Section: Features

Retiring professors reflect on time at Kenyon

As the spring semester comes to a close, the Kenyon community bids farewell to six retiring professors, each of whom has contributed significantly to Kenyon’s vibrant academic environment for many years.

While these professors’ backgrounds vary widely, they have all been united by their passions and their fond memories of Kenyon.

Professor of Psychology Allan Fenigstein began his career at Kenyon in 1974, and later worked as a visiting professor in other institutions in various countries, including Iceland, Czechia and England. In his 47 years of working at Kenyon, Professor Fenigstein witnessed the College evolve into what it is today; an institution that emphasizes research and scholarship. Looking back on his time on the Hill, Fenigstein believes that one aspect of Kenyon that has always spurred the best in students is the location in which they grow as intellectuals. Fenigstein deeply values the time he has shared with his students and colleagues, and will miss them dearly.

“[My favorite moments at Kenyon are] the ‘ah hah, I get it!’ moments that students have shared with me, [and] the lifelong friendship of former students, and the collegiality and friendship of colleagues,” he wrote in an email to the Collegian.

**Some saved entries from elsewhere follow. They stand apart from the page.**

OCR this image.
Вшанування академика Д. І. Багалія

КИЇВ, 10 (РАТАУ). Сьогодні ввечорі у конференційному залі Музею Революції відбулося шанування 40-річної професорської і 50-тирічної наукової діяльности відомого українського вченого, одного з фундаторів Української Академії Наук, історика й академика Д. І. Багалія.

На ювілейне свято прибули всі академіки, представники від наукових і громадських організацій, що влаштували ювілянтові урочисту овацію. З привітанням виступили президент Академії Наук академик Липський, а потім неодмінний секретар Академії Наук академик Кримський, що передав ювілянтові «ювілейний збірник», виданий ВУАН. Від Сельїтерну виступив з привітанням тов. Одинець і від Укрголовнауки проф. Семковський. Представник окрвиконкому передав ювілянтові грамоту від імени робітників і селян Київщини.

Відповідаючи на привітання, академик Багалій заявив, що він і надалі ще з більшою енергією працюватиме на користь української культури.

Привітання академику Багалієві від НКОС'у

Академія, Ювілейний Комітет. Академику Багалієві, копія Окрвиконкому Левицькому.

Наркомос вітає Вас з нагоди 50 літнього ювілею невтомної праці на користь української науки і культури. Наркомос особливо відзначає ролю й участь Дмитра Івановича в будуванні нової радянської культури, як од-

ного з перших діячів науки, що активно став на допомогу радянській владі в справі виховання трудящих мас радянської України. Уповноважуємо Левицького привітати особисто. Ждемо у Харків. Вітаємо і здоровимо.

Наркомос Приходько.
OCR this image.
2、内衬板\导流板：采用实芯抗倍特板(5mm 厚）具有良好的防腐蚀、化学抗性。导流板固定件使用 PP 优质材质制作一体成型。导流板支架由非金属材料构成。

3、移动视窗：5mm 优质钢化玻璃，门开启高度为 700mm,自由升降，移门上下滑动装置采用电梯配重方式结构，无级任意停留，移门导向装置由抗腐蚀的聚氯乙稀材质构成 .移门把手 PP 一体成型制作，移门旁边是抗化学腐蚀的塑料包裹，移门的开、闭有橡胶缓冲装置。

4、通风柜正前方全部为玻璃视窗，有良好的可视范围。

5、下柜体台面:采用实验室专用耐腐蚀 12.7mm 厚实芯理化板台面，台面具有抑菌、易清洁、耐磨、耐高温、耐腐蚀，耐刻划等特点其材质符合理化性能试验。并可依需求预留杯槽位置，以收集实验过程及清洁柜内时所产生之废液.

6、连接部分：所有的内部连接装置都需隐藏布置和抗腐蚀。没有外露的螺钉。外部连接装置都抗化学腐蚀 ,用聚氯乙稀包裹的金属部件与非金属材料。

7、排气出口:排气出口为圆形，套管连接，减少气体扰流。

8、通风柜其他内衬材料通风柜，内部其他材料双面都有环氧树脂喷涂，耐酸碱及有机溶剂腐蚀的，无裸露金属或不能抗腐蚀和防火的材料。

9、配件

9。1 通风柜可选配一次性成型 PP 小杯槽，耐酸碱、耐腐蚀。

Even as Kenyon constructs new buildings and looks to the future, Professor Fenigstein believes “the beauty of the campus remains intact.” He offers his hope that Kenyon students will continue to exercise their creative minds, both in and outside of the classroom.

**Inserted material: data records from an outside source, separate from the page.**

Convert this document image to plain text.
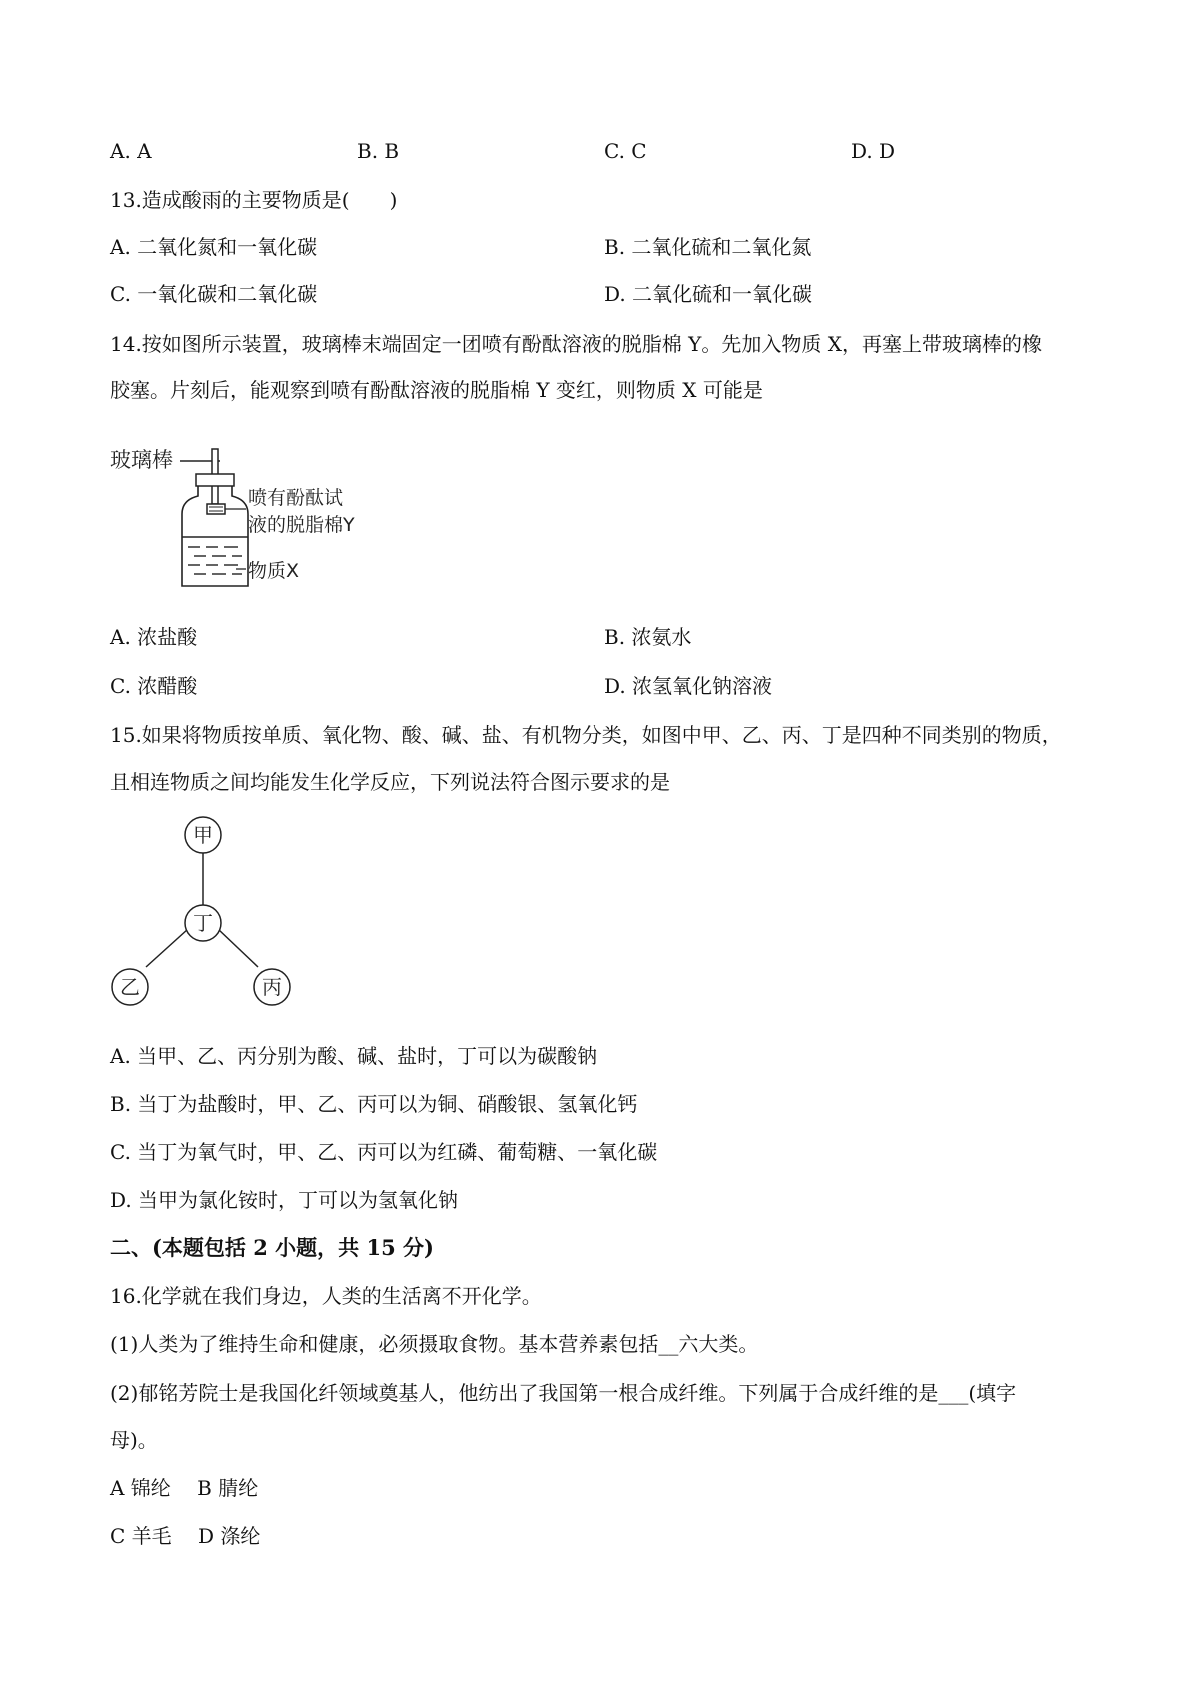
A. A	B. B	C. C	D. D
13.造成酸雨的主要物质是(　　)
A. 二氧化氮和一氧化碳	B. 二氧化硫和二氧化氮
C. 一氧化碳和二氧化碳	D. 二氧化硫和一氧化碳
14.按如图所示装置，玻璃棒末端固定一团喷有酚酞溶液的脱脂棉 Y。先加入物质 X，再塞上带玻璃棒的橡
胶塞。片刻后，能观察到喷有酚酞溶液的脱脂棉 Y 变红，则物质 X 可能是
玻璃棒
喷有酚酞试
液的脱脂棉Y
物质X
A. 浓盐酸	B. 浓氨水
C. 浓醋酸	D. 浓氢氧化钠溶液
15.如果将物质按单质、氧化物、酸、碱、盐、有机物分类，如图中甲、乙、丙、丁是四种不同类别的物质，
且相连物质之间均能发生化学反应，下列说法符合图示要求的是
甲
丁
乙	丙
A. 当甲、乙、丙分别为酸、碱、盐时，丁可以为碳酸钠
B. 当丁为盐酸时，甲、乙、丙可以为铜、硝酸银、氢氧化钙
C. 当丁为氧气时，甲、乙、丙可以为红磷、葡萄糖、一氧化碳
D. 当甲为氯化铵时，丁可以为氢氧化钠
二、(本题包括 2 小题，共 15 分)
16.化学就在我们身边，人类的生活离不开化学。
(1)人类为了维持生命和健康，必须摄取食物。基本营养素包括__六大类。
(2)郁铭芳院士是我国化纤领域奠基人，他纺出了我国第一根合成纤维。下列属于合成纤维的是___(填字
母)。
A 锦纶　 B 腈纶
C 羊毛　 D 涤纶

“[Although] students have improved, they have become better at studying for exams, and much less likely to exercise independent and creative thinking,” Fenigstein cautioned.

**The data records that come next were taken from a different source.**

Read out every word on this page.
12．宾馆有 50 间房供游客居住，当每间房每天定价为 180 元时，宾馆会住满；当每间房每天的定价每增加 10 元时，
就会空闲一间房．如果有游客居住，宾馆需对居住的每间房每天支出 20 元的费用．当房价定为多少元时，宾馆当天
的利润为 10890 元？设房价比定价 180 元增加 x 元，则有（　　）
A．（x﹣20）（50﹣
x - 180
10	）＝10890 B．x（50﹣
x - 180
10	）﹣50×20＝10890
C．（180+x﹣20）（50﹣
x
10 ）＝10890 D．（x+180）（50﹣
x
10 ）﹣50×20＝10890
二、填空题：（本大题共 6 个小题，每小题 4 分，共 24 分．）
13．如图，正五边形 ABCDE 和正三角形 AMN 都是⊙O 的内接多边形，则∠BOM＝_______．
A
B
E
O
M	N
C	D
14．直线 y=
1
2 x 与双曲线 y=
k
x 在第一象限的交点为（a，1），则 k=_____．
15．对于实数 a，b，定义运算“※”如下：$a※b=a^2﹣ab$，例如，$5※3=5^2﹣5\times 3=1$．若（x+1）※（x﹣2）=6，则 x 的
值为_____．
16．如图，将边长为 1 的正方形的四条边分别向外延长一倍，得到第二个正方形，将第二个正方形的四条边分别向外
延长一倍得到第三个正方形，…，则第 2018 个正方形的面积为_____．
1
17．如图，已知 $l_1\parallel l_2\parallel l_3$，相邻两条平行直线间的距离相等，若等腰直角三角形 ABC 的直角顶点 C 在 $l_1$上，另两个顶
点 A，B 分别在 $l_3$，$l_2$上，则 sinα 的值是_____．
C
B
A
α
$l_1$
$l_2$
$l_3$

During his retirement, Fenigstein hopes to continue his research while spending his newfound time with family and friends.

Writer in Residence P.F. Kluge ’64 is also retiring this year. Kluge’s relationship with Kenyon began as a first-year student in 1960. In 1987, he returned as a professor and the College’s writer in residence, going on to publish Alma Mater in 1993, a work depicting a year at Kenyon.

Kluge hopes that in the years after his retirement, dialogue “between professors and students [will still] be the essence of a Kenyon experience.” Kluge will remain in Gambier during his retirement, where he hopes to continue reading, writing, gardening and walking along the Kokosing River: a continuation of his 60 years of life at Kenyon that began back in 1960.

Like Fenigstein, Kluge voiced concern about the level of students’ intellectual engagement, admitting that while Kenyon offered him a “potentially deep, possibly life-changing connection with his students,” many do not utilize the resources available to them. Kluge wishes that more Kenyon students would take advantage of faculty office hours and the creative and academic benefits they provide.

Having attended a liberal arts college in a town similar to Gambier, Professor of French Mary Jane Cowles knew what Kenyon had in store for her when she first arrived on the Hill in 1989. Now, as she prepares to depart after three decades, Cowles plans to continue her research in retirement, and to travel with her family and improve her oboe skills in her spare time. Whether it includes learning new languages, hiking or getting back into her favorite sports, Cowles’ retirement will be spent the same way she led her professional life: searching for new information.

When looking back on her time at Kenyon, Cowles remarks that some of her favorite moments weren’t always the easiest ones. One of these moments was her time managing tryouts for Assistant Teacher (AT) positions, which she described as “a marathon event.”

“It was fun to see the students’ creativity at work and spend long sessions with colleagues. It was hard work, but we shared a lot of laughter as well,” Cowles recounted.

Cowles also appreciates the time that she invited students of her Myth and Meaning of the French Revolution (FREN 353) class to share a Napoleonic-style meal in her home.

Kenyon’s Department of English will witness a well-known couple retire this year as Professor of English Jim Carson and Associate Professor of English Deborah Laycock prepare to depart from the Hill.

Professor Carson’s favorite memories at Kenyon are those spent working individually with students, whether advising or supervising their honors theses. Originally attracted to Kenyon’s beauty, he hopes that Kenyon becomes “the village and community that we once were.”

Though Professor Carson will not be teaching English in Lentz House this coming fall, he will still often be found cycling in the Kenyon Athletic Center. Professor Carson is also looking forward to spending time with Professor Laycock, and his white German Shepherd, Annie.

While Kenyon professors will come and go over the years, these professors are confident that the Kenyon they knew will continue to be a source of academic growth and an enabler of creative expression for years to come.

Professor of History Bruce Kinzer and Associate Professor of English Deborah Laycock, who are also retiring this year, could not be reached for comment.